I would like to express my deepest gratitude to members of LACIS (the Latin American, Caribbean, and Iberian Studies Program), particularly its director, Francisco Scarano, and its associate director, Alberto Vargas, for their encouragement. LACIS also funded the English translation of most of the chapters of this book, which were used in my seminar.
In Latin America, I would like to thank Carlos Mario Perea and Fabio López de la Roche, both directors of IEPRI (the Instituto de Estudios Políticos y Relaciones Internacionales) at the National University of Colombia, and Rodrigo Uprimny, director of the Center for the Study of Law, Justice, and Society–Dejusticia, for facilitating my frequent international trips to Madison and Grenoble.
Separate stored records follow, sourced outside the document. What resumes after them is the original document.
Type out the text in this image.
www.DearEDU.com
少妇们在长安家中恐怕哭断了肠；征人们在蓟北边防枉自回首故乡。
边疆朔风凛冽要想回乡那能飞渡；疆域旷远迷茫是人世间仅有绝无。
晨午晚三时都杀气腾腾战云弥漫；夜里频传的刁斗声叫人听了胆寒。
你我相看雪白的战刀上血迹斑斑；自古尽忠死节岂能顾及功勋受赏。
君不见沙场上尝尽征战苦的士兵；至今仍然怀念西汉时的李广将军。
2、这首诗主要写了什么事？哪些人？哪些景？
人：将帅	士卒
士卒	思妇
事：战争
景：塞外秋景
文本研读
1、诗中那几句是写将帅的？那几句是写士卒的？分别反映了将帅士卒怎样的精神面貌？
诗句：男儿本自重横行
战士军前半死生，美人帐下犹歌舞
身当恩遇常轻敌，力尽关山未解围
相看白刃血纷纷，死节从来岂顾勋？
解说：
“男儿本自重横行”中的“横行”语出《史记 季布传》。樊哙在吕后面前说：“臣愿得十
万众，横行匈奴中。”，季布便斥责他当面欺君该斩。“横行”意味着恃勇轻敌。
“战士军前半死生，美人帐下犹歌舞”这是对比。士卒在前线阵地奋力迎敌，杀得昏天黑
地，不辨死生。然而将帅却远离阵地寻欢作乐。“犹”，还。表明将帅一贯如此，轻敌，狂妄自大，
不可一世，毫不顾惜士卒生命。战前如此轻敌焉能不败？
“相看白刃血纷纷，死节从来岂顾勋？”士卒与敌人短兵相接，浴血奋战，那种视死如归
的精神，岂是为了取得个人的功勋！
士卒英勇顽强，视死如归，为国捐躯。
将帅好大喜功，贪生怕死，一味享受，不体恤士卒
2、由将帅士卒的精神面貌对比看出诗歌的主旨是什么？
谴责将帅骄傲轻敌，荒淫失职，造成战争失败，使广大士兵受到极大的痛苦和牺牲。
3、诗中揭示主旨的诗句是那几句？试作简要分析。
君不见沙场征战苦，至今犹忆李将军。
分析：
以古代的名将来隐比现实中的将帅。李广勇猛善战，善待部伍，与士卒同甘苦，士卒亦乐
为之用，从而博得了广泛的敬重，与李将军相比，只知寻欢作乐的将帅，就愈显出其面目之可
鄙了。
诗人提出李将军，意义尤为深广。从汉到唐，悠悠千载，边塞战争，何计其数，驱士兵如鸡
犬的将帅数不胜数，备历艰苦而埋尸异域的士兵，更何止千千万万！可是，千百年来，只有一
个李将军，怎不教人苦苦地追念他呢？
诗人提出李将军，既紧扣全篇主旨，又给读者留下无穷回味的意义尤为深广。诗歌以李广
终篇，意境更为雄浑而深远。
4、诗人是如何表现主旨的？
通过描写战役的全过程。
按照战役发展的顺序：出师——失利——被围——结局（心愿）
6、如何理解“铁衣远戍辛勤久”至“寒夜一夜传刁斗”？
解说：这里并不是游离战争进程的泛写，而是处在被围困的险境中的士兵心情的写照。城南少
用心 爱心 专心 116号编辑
I also thank my friends and colleagues César Rodríguez, Fernando Escalante, José Reinaldo de Lima Lopes, Néstor Raúl Correa, José Rafael Espinosa, Helena Alviar, María Adelaida Ceballos, Julieta Lemaitre, Javier Revelo, Catalina Pérez, René de la Vega, Rodolfo Vázquez, Martin Böhmer, Roberto Gargarella, Juan Carlos Henao, Oscar Vilhena, Catalina Botero, María Paula Saffón, Camilo Sánchez, Carolina Villadiego, Nicolás Torres, Alejandro Cortés, Antanas Mockus, Gabriela Vargas, and Vivian Newman.
Finally, without the support of my family – Ángela, Julia, and Emilio – none of the personal biography that allowed me to write this book would have been possible.